The mobile phone footage was shot by Matturie showing him and the teenager having sex at the apartment in Chapel Street which the complainant had claimed was rape.

The revelation of the tape half way through the trial by Matturie’s defence team led to one charge of rape against Mendy and two charges of rape plus one of sexual assault against Matturie being dropped.

Mendy's multi-million pound mansion in Cheshire

Mendy’s multi-million pound mansion in Cheshire 

Ms Wilding said: ‘For 56 minutes she sat there and gave a lying account. I suggest to you that the witness’s ability to lie and deceive and to embellish was quite something.
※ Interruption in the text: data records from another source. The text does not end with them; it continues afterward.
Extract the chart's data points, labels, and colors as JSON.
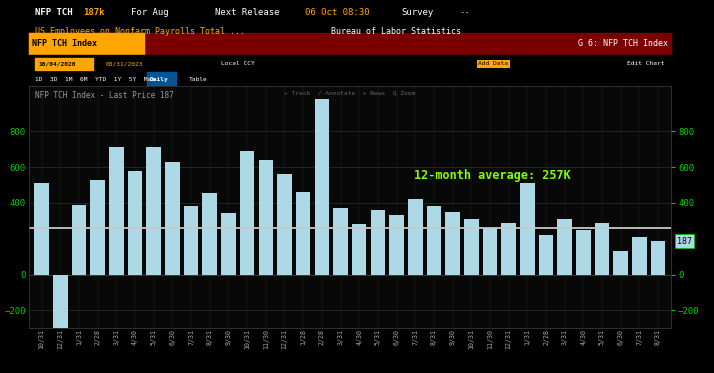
{
  "bar_color": "#add8e6",
  "bg_color": "#000000",
  "chart_bg": "#080808",
  "grid_color": "#1e2a1e",
  "avg_line_color": "#c8c8c8",
  "avg_value": 257,
  "avg_label": "12-month average: 257K",
  "avg_label_color": "#7fff00",
  "ylim": [
    -300,
    1050
  ],
  "yticks": [
    800,
    600,
    400,
    0,
    -200
  ],
  "last_price": 187,
  "last_price_color": "#add8e6",
  "header1_bg": "#000000",
  "header2_bg": "#800000",
  "header3_bg": "#000000",
  "header_bar_bg": "#000000",
  "xtick_labels": [
    "10/31",
    "12/31",
    "1/31",
    "2/28",
    "3/31",
    "4/30",
    "5/31",
    "6/30",
    "7/31",
    "8/31",
    "9/30",
    "10/31",
    "11/30",
    "12/31",
    "1/28",
    "2/28",
    "3/31",
    "4/30",
    "5/31",
    "6/30",
    "7/31",
    "8/31",
    "9/30",
    "10/31",
    "11/30",
    "12/31",
    "1/31",
    "2/28",
    "3/31",
    "4/30",
    "5/31",
    "6/30",
    "7/31",
    "8/31"
  ],
  "values": [
    510,
    -306,
    390,
    530,
    710,
    580,
    710,
    630,
    380,
    455,
    345,
    690,
    640,
    560,
    460,
    980,
    370,
    280,
    360,
    330,
    420,
    380,
    350,
    310,
    260,
    290,
    510,
    220,
    312,
    250,
    290,
    130,
    210,
    187
  ],
  "top_line1_left": "NFP TCH   187k",
  "top_line1_mid": "For Aug     Next Release  06 Oct 08:30     Survey  --",
  "top_line2": "US Employees on Nonfarm Payrolls Total ...       Bureau of Labor Statistics",
  "header_tab": "NFP TCH Index",
  "right_label": "G 6: NFP TCH Index",
  "legend_text": "NFP TCH Index - Last Price 187"
}
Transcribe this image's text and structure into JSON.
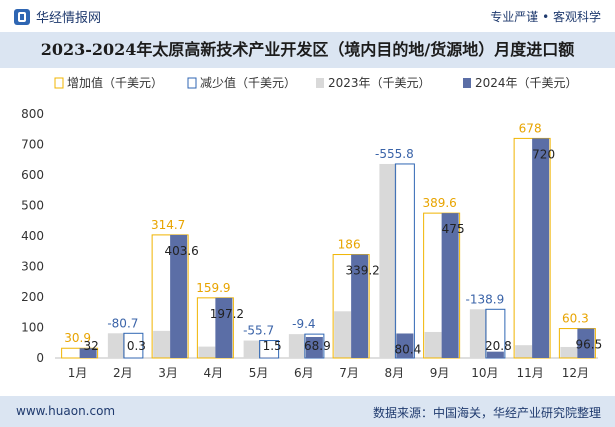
{
  "header": {
    "brand": "华经情报网",
    "slogan": "专业严谨 • 客观科学",
    "title": "2023-2024年太原高新技术产业开发区（境内目的地/货源地）月度进口额"
  },
  "footer": {
    "url": "www.huaon.com",
    "source": "数据来源：中国海关，华经产业研究院整理"
  },
  "colors": {
    "bar_2023": "#d9d9d9",
    "bar_2024": "#5b6ea6",
    "increase": "#f0b400",
    "decrease": "#2f66b3",
    "label_orange": "#e8a400",
    "label_blue": "#3a63a8"
  },
  "chart_data": {
    "type": "bar",
    "title": "2023-2024年太原高新技术产业开发区（境内目的地/货源地）月度进口额",
    "categories": [
      "1月",
      "2月",
      "3月",
      "4月",
      "5月",
      "6月",
      "7月",
      "8月",
      "9月",
      "10月",
      "11月",
      "12月"
    ],
    "legend": [
      "增加值（千美元）",
      "减少值（千美元）",
      "2023年（千美元）",
      "2024年（千美元）"
    ],
    "series": [
      {
        "name": "2023年（千美元）",
        "values": [
          1.1,
          81.0,
          88.9,
          37.3,
          57.2,
          78.3,
          153.2,
          636.2,
          85.4,
          159.7,
          42.0,
          36.2
        ]
      },
      {
        "name": "2024年（千美元）",
        "values": [
          32,
          0.3,
          403.6,
          197.2,
          1.5,
          68.9,
          339.2,
          80.4,
          475,
          20.8,
          720,
          96.5
        ]
      }
    ],
    "change": [
      30.9,
      -80.7,
      314.7,
      159.9,
      -55.7,
      -9.4,
      186,
      -555.8,
      389.6,
      -138.9,
      678,
      60.3
    ],
    "ylim": [
      0,
      800
    ],
    "yticks": [
      0,
      100,
      200,
      300,
      400,
      500,
      600,
      700,
      800
    ],
    "legend_position": "top-left",
    "grid": false
  }
}
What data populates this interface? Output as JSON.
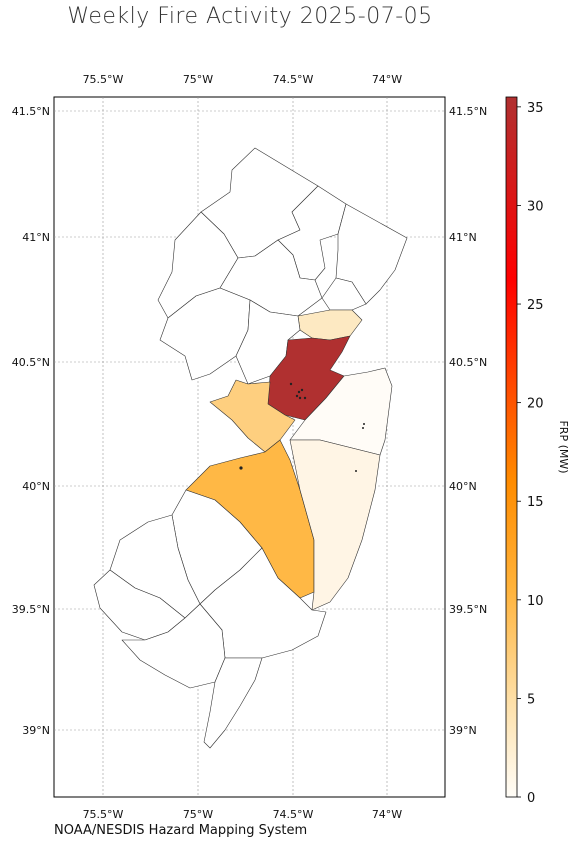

‘We have travelled a long way from the dark ages of ”she was wearing a short skirt so she was asking for it”. Hopefully we have left that a long way behind.

‘Young women are sexually liberated, independent and they use their bodies as they wish. They carry the banner of sexual freedom but that also comes with responsibility.

‘It does not mean that what they do and how they choose to do it cannot be looked at in the context of this case.’    

Mendy had denied seven counts of rape, one count of attempted rape and one count of sexual assault against six young women, between October 2018 and August 2021.

Matturie, of Eccles, Salford, denied six counts of rape and three counts of sexual assault relating to seven young women, between July 2012 and August 2021.